Authors
Felix Salazar-Garcia, Esperanza Gallardo-Diaz, Prudencia Ceron-Mireles,
Dana Loomis, Victor H. Borja-Aburto.
Title
Reproductive effects of occupational DDT exposure among male malaria
control workers.
Journal
Environmental Health Perspectives: 112(5):542-547, 2004.
Summary
DDT (dichlorodiphenyltrichloroethane) was used to control vectors (mosquitoes)
in malaria control programs in many developing and developed nations
during later part of the last century. Many developed countries subsequently
banned DDT use in the 1970's and 1980's because of demonstrated adverse
effects on wild life and humans. Some countries like Mexico, continued
using DDT for mosquito control up until 1999 because of its low cost,
effectiveness and low toxicity to people compared to other chemicals.
Both animal experiments
and human studies on females have revealed the reproductive effects
(birth defects) of exposure to DDT which have been attributed to the
anti-androgenic and estrogenic properties of the DDT metabolite, DDE
(1,1-dichloro-2,2-bis(p-chlorophenyl)ethylene), which accumulates in
fat tissue. Prior studies on males have focused on sperm counts, semen
analysis and reproductive hormone levels.
The present study,
for the first time, focused on the reproductive effects of occupational
DDT exposure in males. A historical cohort was established by the Ministry
of Health in Mexico for workers who worked in the malaria control program
for at least 1 year between 1956 and 1990. This study was based on cross-sectional
data of 2,033 workers (who survived to the year 2000), from the sub-cohort
corresponding to pacific area of Mexico. A total of 9,187 pregnancies
were parented. The reproductive outcomes in this study included- congenital
malformations, spontaneous abortion, and alteration of the sex ratio
which were the indicators of teratogenicity, embryotoxicity, and endocrine
disruption respectively.
DDT exposure was
evaluated using three approaches. The first method used a dichotomous
exposure variable. In the second approach, the paternal exposure for
each pregnancy was classified into 4 categories - 1. Unexposed (never
exposed to DDT), 2. Indirectly exposed (worked in DDT sprayed areas
and DDT storage), 3. Directly exposed (applied DDT or prepared the mixture
before pregnancy), and 4. Combined direct and indirect exposure (applied
DDT and prepared mixtures for some years and also performed other activities
where there is possibility for potential exposure before pregnancy).

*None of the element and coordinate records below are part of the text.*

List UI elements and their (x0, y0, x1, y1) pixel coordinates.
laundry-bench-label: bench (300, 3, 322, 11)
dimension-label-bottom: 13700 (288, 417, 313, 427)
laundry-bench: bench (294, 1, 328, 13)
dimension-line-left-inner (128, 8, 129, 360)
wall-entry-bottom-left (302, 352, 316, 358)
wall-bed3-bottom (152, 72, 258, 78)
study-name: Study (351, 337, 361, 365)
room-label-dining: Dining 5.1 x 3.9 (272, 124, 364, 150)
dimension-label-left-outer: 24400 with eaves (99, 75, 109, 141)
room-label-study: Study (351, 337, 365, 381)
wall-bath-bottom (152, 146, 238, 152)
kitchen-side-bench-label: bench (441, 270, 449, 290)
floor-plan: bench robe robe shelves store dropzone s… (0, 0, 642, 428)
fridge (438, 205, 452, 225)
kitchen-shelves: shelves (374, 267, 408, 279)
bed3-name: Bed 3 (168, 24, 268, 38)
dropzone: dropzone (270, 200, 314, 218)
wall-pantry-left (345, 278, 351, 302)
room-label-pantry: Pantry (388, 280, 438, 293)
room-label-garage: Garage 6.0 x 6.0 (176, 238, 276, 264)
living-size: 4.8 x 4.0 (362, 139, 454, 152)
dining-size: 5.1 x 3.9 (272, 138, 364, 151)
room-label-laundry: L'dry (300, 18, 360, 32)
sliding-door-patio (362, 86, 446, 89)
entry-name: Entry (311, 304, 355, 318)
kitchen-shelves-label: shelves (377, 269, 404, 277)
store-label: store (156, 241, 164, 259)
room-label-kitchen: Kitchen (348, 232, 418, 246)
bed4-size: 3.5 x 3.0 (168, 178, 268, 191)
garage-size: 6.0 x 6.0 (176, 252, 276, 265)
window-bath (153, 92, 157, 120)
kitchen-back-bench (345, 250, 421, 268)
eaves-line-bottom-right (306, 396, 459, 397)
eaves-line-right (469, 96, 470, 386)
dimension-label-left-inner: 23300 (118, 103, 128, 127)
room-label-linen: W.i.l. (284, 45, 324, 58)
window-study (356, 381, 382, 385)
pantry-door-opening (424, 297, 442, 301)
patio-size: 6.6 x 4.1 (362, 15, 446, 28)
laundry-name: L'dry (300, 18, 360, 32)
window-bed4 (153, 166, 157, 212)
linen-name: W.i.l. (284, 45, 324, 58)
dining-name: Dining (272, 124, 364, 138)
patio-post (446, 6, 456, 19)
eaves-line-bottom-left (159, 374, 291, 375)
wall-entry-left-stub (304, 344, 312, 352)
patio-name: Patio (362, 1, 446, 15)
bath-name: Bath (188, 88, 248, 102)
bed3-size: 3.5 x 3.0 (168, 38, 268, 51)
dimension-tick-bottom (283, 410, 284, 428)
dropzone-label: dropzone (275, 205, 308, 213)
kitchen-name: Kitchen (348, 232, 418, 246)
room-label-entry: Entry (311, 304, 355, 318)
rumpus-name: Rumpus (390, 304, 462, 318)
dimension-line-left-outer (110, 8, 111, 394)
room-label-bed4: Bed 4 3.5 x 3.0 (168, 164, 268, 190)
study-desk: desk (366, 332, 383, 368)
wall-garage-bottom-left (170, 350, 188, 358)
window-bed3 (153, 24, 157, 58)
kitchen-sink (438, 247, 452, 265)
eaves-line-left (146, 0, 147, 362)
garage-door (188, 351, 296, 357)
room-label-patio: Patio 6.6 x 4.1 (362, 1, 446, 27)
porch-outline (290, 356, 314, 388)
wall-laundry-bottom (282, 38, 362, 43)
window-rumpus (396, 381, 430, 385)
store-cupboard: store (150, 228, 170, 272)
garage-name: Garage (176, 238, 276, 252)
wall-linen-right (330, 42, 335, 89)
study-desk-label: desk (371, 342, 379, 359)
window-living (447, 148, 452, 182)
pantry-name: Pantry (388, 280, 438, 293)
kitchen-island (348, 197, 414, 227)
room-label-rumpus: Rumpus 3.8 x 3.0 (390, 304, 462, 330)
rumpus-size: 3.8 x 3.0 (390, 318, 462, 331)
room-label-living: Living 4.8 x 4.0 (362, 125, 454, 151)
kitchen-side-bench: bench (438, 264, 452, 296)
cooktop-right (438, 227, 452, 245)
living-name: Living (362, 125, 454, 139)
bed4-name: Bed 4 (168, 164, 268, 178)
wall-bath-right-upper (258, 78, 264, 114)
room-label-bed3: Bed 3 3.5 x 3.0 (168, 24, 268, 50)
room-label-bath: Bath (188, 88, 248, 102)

The third approach was based on an estimate of DDE concentration in
adipose tissue which was categorized into quartiles. The estimates of
concentration of DDE in adipose tissue was based on the model developed
by Rivero-Rodriguez et al, and not on true laboratory measures. Other
pesticides of the organochlorine group (lindane and dieldrin) and the
organophosphate group (temphos, malathion, and fenthion) were also assessed
apart from DDT for each pregnancy. Other factors including smoking,
alcohol, exposure to other chemicals & agricultural pesticides at
the time of pregnancy, maternal and paternal age and socio economic
status were also assessed for the reproductive outcomes as dichotomous
exposure variables.
In this study a
significant association between birth defects and paternal DDT exposure
was observed in all three approaches of exposure assessment. These findings
were not affected by missing information on pregnancies as revealed
by the sensitivity analysis and changes in the amount of DDT sprayed
between years 1956 and 1999 as revealed by the addition of time variable,
adding strength to the findings. Moreover the results are consistent
with the prior research on DDT exposure in animals and humans. A clear
dose response relationship between DDT metabolite accumulated in fat
tissue and birth defects however, could not be established as a plateau
was observed at higher concentrations of exposure. No clear association
was observed between DDT exposure and spontaneous abortion and no change
in the sex ratio was observed which was proposed as an indicator for
endocrine disruption. Exposure to malathion as well as maternal age
were other factors found to be associated with reproductive effects
after controlling for DDT exposure. The mechanism for reproductive effects
of DDT exposure in males is unclear. Sperm genetic alterations and indirect
exposure to the fetus through the mother from the soiled clothing of
the male partner were some hypothesized mechanisms.
One limitation of
the study is the potential for bias due to the misclassification of
outcomes and exposures such as the over-reporting of recent jobs and
events. Another limitation is the validity of using sex ratio as an
indicator for endocrine disruption.
The present study
provides evidence for reproductive effects of occupational DDT exposure
in males. However, there are several important limitations to this study.
It is unclear who could ever have been considered as never exposed to
DDT given the wide spread use and continued persistence of this pesticide
even in regions of the world where it was never used. Moreover, given
the persistence of organochlorines in the environment it is not reasonable
to treat exposure as a dichotomous variable. Furthermore, the significance
of the findings for general population remains uncertain due to lower
concentration of DDT exposure in contemporary populations.